Duzz' a pensé très fort :
La fameuse ordonnance est là :
http://www.legifrance.gouv.fr/affichTexte.do?cidTexte=JORFTEXT000020176088&categorieLien=id
C'est un chef d'oeuvre de jargon et de tartufferie : rien n'est
précisé, mais il n'y a pas non mplus de limite claire !
C'est ainsi que :
« Art.L. 561-5.-I. ― Avant d'entrer en relation d'affaires avec leur
client ou de l'assister dans la préparation ou la réalisation d'une
transaction, les personnes mentionnées à l'article L. 561-2 identifient
leur client et, le cas échéant, le bénéficiaire effectif de la relation
d'affaires par des moyens adaptés et vérifient ces éléments
d'identification sur présentation de tout document écrit probant.

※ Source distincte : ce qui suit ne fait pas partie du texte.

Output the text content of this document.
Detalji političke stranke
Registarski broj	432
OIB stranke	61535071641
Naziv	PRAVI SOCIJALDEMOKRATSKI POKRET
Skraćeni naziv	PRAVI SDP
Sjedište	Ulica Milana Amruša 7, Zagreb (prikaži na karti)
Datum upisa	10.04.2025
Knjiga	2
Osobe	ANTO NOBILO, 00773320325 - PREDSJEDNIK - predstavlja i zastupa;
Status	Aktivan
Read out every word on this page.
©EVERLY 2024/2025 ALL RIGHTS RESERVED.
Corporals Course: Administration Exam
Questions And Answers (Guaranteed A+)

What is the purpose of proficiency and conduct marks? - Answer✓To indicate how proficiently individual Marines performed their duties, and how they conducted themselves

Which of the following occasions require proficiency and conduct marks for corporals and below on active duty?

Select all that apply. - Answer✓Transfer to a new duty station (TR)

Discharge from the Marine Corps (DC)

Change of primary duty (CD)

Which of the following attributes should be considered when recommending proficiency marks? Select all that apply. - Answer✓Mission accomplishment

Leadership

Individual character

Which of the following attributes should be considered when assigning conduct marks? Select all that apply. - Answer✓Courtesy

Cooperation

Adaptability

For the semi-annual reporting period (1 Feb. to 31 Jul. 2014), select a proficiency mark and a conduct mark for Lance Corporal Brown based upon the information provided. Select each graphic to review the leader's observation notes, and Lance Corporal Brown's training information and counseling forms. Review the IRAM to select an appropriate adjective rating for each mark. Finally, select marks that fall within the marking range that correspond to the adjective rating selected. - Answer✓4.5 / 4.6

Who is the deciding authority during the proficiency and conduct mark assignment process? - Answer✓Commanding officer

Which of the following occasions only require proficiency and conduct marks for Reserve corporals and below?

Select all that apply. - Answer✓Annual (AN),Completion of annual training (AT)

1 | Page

« IV. ― Les personnes mentionnées à l'article L. 561-2 sont également
tenues de déclarer au service mentionné à l'article L. 561-23 toute
opération pour laquelle l'identité du donneur d'ordre ou du
bénéficiaire effectif ou du constituant d'un fonds fiduciaire ou de
tout autre instrument de gestion d'un patrimoine d'affectation reste
douteuse malgré les diligences effectuées conformément à l'article L.
561-5.
etc....
Dans la plupart de cas, les banquiers et assureurs ont apprécié que
pour remplir leurs obligations de vigilance, il fallait :
- Vérifier l'identité du client,
- Connaitre ses revenus et son patrimoine, de façon à verifier si
l'opération restait cohérente avec ce cadre.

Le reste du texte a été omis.